According to the Financial Conduct Authority (FCA), many sites offering insurance products try to gloss over additional costs, as well as exemptions and the level of cover provided.
Some sites have not even implemented guidance issued by the FCA’s predecessor, the Financial Services Authority, in 2011, it said.
FCA director of supervision Clive Adamson said: “Price comparison websites have increased in popularity among consumers with an estimated one third of consumers buying their motor insurance policy through them.
“They provide an important service for millions of consumers bringing convenience and simplicity to buying financial products online. However, our review found that they were not meeting our requirements in delivering fair and consistent outcomes for consumers.”
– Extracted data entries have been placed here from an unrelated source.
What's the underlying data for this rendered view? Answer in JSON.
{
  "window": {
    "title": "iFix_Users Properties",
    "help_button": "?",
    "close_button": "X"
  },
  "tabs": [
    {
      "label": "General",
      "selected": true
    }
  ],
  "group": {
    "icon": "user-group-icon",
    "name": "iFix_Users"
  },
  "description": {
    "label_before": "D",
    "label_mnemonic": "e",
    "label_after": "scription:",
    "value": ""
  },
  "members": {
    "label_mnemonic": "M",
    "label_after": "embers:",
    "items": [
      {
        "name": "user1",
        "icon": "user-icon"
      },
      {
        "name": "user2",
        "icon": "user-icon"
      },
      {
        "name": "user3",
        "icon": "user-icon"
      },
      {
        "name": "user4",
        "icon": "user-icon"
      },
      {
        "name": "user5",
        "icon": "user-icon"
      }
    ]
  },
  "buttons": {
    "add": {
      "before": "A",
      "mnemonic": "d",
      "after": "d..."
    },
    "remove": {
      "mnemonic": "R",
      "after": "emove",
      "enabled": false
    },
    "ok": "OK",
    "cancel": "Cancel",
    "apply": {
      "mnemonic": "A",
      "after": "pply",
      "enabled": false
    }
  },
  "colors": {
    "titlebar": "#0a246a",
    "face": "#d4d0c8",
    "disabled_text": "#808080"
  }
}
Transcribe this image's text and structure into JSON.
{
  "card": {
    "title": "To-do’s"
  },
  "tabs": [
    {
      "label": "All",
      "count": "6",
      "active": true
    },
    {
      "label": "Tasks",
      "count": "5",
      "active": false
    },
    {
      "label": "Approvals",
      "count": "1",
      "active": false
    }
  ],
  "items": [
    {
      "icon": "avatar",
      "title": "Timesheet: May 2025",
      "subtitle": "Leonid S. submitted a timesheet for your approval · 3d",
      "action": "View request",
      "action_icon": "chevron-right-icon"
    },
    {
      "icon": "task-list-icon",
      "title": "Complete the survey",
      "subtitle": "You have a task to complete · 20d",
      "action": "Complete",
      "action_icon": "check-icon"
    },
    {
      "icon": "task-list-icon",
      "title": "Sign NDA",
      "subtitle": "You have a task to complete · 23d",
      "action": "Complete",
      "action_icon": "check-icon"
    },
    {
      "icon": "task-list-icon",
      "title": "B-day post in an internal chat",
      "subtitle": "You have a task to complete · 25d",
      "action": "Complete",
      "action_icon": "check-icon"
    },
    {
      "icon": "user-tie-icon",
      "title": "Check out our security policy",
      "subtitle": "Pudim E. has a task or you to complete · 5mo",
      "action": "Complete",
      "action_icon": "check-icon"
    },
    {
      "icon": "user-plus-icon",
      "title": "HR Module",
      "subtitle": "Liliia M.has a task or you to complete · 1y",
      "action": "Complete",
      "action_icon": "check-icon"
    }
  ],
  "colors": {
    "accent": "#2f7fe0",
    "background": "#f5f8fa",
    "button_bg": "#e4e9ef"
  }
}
“We also found, through our consumer research, that consumers had a number of misconceptions about the services they provided. We expect price comparison websites to take on board the findings of the review. It is also important for consumers to understand that not all products are the same and the cheapest product may not always be the best for their needs,” he said.
The FCA said that research it had conducted showed some consumers “mistakenly believed” they had received advice or guidance from price comparison sites on what policies to select.
Among the other concerns raised by the regulator was a lack of sufficient data security in place at some price comparison sites it assessed.
“We found that a small number of sites did not have secure access controls to customers’ accounts,” the FCA said. “The only requirement was a combination of two or three pieces of information, such as quote reference, date of birth, surname, and postcode to access a customer account, and this information was readily available on the printed quote. This lack of access controls exposes the consumers to the risk of sensitive information being inappropriately disclosed and the sites to the risk of reputational damage if things go wrong.”
Three years ago, a survey by the REaD Group showed price comparison sites to be among the least trusted when it comes to handling customer marketing data.
The FCA called on price comparison website operators to address the concerns it raised and said it would follow up with individual sites it had assessed to review the steps they take to improve compliance.